APA PERBEDAAN BLACKLIST NASIONAL, BI CHECKING, DAN SISTEM INFORMASI DEBITUR?

APA PERBEDAAN BLACKLIST NASIONAL, BI CHECKING, DAN SISTEM INFORMASI DEBITUR?

Daftar hitam nasional atau yang umum disebutkan blacklist adalah usaha yang sudah dilakukan oleh Bank Indonesia untuk menahan peredaran check dan/ atau bilyet giro kosong. Sesuai Ketentuan Bank Indonesia Nomor 8/29/PBI/2006 mengenai Daftar Hitam Nasional Penarik Check dan/ atau Bilyet Kosong untuk faksi yang memberinya check kosong sesuai ketentuan itu, akan dikenai ancaman yakni namanya ditempatkan ke Daftar Hitam Nasional yang ditetapkan oleh Bank Indonesia.

Saat itu, BI Checking ialah pengujian kisah credit di Mekanisme Info Debitur Bank Indonesia yang sudah dilakukan oleh debitur.

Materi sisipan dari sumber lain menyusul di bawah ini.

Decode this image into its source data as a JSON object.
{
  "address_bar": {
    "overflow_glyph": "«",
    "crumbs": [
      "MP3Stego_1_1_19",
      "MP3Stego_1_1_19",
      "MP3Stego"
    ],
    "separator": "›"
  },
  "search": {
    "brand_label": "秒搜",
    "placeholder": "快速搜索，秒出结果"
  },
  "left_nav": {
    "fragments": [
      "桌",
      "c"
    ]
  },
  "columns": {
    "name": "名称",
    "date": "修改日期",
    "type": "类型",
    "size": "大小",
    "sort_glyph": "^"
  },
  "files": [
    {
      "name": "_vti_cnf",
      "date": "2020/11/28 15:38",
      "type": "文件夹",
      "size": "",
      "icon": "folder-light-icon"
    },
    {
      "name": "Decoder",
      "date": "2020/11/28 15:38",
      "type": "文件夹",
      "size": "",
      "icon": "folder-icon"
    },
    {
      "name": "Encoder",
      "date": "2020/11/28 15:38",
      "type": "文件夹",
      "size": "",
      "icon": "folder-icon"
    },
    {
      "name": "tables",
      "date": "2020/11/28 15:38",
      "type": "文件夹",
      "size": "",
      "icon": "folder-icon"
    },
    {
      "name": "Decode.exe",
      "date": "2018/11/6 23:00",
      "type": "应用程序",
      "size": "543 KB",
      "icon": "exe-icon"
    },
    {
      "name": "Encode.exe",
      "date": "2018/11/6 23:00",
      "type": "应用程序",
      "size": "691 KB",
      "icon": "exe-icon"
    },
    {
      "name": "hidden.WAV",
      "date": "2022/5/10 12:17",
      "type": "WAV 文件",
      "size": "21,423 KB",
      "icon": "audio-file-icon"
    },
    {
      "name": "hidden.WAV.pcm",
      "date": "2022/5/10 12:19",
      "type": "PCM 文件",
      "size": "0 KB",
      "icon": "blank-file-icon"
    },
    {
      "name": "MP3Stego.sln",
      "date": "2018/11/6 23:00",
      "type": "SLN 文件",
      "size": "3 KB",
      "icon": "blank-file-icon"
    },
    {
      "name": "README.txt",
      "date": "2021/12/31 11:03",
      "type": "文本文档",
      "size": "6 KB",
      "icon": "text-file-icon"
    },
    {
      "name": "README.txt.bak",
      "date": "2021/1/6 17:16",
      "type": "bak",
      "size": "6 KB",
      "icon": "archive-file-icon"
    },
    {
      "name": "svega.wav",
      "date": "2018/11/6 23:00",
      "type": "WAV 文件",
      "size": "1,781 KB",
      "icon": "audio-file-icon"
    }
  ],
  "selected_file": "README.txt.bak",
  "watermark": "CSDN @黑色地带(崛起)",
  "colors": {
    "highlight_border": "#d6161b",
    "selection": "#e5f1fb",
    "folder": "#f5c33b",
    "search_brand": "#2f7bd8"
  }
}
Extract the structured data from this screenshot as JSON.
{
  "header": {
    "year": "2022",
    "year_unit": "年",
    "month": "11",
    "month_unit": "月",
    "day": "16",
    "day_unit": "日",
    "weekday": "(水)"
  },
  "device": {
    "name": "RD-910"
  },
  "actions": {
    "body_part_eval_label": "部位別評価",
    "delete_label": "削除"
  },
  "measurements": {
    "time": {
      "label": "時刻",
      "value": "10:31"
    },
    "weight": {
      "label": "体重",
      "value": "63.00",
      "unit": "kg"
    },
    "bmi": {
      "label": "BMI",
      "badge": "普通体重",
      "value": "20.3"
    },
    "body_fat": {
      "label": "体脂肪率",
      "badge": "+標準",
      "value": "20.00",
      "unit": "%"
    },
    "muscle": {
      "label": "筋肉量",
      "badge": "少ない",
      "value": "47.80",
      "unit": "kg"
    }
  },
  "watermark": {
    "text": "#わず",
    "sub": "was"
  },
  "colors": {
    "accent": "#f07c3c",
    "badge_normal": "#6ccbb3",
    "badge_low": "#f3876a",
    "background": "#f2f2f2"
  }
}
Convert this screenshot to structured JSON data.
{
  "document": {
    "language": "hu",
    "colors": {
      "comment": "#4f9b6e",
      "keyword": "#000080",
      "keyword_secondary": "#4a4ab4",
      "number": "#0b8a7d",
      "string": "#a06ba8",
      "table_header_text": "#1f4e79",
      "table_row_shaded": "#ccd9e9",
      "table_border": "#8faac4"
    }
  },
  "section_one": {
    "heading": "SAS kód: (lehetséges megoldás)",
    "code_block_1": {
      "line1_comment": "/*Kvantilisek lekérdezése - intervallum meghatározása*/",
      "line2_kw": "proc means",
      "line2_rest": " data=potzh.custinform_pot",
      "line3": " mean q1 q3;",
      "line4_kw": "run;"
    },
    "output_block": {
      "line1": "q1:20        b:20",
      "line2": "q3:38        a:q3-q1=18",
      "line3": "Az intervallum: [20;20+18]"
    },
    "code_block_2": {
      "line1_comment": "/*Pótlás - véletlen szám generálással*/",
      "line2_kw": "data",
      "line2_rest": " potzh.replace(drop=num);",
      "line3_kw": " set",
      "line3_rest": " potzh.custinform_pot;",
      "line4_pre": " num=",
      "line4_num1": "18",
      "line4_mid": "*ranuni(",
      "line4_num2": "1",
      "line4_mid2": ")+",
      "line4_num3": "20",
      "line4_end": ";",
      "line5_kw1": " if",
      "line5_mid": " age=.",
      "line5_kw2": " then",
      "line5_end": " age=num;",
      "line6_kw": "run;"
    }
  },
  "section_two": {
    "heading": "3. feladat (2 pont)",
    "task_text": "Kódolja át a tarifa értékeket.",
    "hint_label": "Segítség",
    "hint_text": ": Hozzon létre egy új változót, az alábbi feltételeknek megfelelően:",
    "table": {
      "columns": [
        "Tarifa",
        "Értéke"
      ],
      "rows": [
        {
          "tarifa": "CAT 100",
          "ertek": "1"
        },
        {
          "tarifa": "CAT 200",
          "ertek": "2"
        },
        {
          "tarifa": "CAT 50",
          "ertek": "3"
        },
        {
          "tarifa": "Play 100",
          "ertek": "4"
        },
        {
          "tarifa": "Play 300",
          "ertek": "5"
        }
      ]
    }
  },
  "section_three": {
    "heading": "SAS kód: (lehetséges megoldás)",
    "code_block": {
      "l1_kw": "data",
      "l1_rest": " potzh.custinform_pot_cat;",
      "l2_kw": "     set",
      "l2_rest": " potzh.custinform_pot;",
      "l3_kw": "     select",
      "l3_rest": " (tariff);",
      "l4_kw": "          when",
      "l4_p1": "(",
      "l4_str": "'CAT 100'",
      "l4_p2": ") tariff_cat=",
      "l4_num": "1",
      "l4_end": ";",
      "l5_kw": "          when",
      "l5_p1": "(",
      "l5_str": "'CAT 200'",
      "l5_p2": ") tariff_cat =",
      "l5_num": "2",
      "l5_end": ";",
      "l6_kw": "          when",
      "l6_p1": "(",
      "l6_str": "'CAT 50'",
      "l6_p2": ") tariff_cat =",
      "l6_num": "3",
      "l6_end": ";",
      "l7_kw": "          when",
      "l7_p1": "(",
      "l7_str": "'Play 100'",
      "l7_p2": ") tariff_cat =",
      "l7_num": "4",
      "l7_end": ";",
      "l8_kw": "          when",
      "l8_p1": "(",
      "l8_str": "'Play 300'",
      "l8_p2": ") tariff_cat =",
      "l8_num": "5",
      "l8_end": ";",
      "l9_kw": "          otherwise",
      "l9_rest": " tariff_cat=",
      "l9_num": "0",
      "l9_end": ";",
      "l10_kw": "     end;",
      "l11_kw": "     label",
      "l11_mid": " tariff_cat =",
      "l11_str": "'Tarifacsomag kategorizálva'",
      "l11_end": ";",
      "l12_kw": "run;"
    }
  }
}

Saat permintaan credit seorang berkali-kali ditampik bank, bisa saja karena kolektabilitasnya di Mekanisme Info Debitur jelek.

Bank Indonesia mempunyai Mekanisme Info Debitur/ SIB yang berisi info nasabah-nasabah yang mempunyai credit. Dalam mekanisme itu akan terinformasikan apa kisah credit nasabah itu baik atau jelek. Hal itu akan berpengaruh pada disepakatinya atau mungkin tidak pemberian sarana credit seterusnya. Istilah “Blacklist Bank” yang biasa tersebar dalam masyarakat sebetulnya merujuk pada data debitur memiliki masalah dalam Mekanisme Info Debitur (SIB) Bank Indonesia.

Dengan berpindahnya pemantauan perbankan ke OJK semenjak 31 Desember 2013, Mekanisme Info Debitur dengan bertahap diarahkan juga ke OJK.